In zijn aanvullende reactie van 2 juni 2021 verwijst de dienst voor de motivering van het ontbreken van een vergoeding voor rente en kosten (d) naar de ingediende (uit)betaaloverzichten voor 2012-2015. Dat in de beschikking van 26 maart 2020 geen bedrag staat bij de rente en kosten (d) is zichtbaar op de betaal- en verrekenoverzichten over deze jaren. In 2013 vinden ook afboekingen van (verlagingen van het jaarrecht) en afboekingen naar (de opgelegde terugvorderingsbeschikking) plaats, evenals in 2014. Daarnaast verklaart de dienst bij de beslissing op bezwaar een proceskostenvergoeding toe te kennen voor de door gemachtigde ingediende bezwaarschriften met betrekking tot de definitieve beschikkingen kinderopvangtoeslag 2012 en 2013 en de voorschotbeschikkingen kinderopvangtoeslag 2014 en 2015. De dienst stelt dat in deze procedures geen hoorzittingen hebben plaats gevonden. Tot slot heeft een persoonlijk zaakbehandelaar contact opgenomen met gemachtigde en is gestart met een herbeoordeling over meerdere jaren. Voor de beantwoording van de vragen naar de reden van het instellen van een huisbezoek bij de gastouder (moeder) van belanghebbende in november 2012, de aard hiervan, evenals de kwalificatie van het afschrift “actualiteitsbezoek” aan “CAF Utrecht” (moeder belanghebbende) heeft de dienst op 8 juni 2021 het volgende gesteld. Het bezoek vond plaats op 13 november 2013. Het was deels een actualiteitenonderzoek en deels een boekenonderzoek. De dienst acht het vergaand om die spanning zo zwaarwegend te laten zijn, dat kan worden afgeweken van het aanvangsmoment van vaststelling van de hoogte van immateriële schadevergoeding; een neerwaarts correctiebesluit heeft belanghebbende in die periode ook niet ontvangen. De beoordeling van de vraag of er sprake zou zijn van vergoeding van immateriële schade die uitgaat boven hetgeen in het Besluit is genoemd, is voorbehouden aan de CWS.
Vaststaande feiten
Vaststaat dat belanghebbende over de toeslagjaren 2012 (€ 19.662), 2013 (€ 19.633) en 2014 (€ 20.392) kinderopvangtoeslag voor een totaalbedrag van € 59.687 heeft ontvangen, althans aanspraak hierop had. De toeslagen voor deze berekeningsjaren zijn gecorrigeerd als gevolg van het CAF 11-onderzoek en op nihil gesteld. Bij beschikking van 26 maart 2020 is een definitieve compensatie aan belanghebbende toegekend van € 21.810. Bij beschikking van 27 januari 2021 is het totale compensatiebedrag aangevuld tot € 30.000.

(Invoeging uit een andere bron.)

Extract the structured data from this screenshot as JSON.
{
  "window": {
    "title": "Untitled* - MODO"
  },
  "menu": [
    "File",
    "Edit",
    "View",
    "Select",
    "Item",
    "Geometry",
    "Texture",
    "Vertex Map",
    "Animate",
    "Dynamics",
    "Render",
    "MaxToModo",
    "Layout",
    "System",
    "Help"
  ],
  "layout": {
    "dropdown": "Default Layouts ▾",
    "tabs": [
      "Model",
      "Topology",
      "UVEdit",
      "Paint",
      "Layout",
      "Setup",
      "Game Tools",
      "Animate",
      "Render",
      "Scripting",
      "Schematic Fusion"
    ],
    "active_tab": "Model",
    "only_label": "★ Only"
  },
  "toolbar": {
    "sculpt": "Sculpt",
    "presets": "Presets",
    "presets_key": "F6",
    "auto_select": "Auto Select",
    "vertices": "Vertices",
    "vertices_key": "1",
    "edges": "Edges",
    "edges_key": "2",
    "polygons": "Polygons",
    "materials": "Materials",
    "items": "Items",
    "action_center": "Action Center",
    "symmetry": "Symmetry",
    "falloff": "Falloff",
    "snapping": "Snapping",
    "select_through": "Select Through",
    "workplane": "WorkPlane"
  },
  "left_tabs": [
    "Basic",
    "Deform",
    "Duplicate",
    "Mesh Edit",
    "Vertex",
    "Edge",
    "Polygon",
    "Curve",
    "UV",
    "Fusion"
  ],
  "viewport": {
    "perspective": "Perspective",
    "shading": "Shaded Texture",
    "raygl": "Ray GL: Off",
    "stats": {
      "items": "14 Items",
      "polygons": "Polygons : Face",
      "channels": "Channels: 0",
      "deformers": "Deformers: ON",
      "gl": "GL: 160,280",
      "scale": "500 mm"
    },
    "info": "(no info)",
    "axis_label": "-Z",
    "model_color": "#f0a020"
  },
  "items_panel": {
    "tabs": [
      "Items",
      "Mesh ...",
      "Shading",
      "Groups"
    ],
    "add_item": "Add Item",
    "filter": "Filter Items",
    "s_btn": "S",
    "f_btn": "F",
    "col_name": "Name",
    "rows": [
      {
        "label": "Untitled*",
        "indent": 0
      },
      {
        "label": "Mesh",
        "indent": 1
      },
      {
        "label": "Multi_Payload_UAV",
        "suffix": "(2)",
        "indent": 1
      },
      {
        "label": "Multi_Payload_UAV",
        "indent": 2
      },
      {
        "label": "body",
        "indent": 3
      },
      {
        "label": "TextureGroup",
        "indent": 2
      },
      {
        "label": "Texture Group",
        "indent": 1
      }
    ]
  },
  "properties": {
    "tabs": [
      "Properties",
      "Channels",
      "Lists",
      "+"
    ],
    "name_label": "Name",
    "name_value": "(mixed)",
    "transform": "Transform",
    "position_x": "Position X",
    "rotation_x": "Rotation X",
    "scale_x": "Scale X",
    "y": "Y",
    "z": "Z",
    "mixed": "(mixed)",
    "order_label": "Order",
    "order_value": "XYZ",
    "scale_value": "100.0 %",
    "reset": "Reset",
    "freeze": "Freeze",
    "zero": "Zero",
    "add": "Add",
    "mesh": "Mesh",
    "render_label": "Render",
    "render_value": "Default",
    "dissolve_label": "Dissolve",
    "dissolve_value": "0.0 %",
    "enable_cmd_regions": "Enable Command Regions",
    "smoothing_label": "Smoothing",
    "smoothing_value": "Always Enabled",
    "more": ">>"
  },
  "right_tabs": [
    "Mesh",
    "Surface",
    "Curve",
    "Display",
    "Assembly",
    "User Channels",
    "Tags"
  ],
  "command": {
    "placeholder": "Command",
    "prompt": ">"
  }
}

Toepasselijke wet- en regelgeving
Algemene wet bestuursrecht (hierna: Awb);
- Algemene wet inkomensafhankelijke regelingen (hierna: Awir);
- Besluit Compensatieregeling CAF 11 en vergelijkbare (CAF-)zaken (hierna: Compensatieregeling), gedateerd:
- 6 december 2019, Staatscourant 9 december 2019, 66172;
- 20 mei 2020, Staatscourant 26 mei 2020, 28700;
- 28 augustus 2020, Staatscourant 7 september 2020, 45904;
- Besluit proceskosten bestuursrecht van 22 december 1993 (hierna: Besluit proceskosten);
- Besluit tot wijziging van het Besluit proceskosten bestuursrecht in verband met de verhoging van het tarief voor de vergoeding van de kosten van door een derde beroepsmatig verleende rechtsbijstand in beroep en hoger beroep van 8 december 2020, Staatsblad 2020, 524 (hierna: Besluit tot wijziging van het Besluit proceskosten);
- Besluit forfaitair bedrag en verruiming compensatieregeling (Catshuisregeling Kinderopvangtoeslag), Staatscourant 19 maart 2021, 14691 (hierna: Catshuisregeling);
- Subsidieregeling pakket rechtsbijstand herstelregelingen kinderopvangtoeslag, Staatscourant 1 maart 2021, 10248 (hierna: Subsidieregeling).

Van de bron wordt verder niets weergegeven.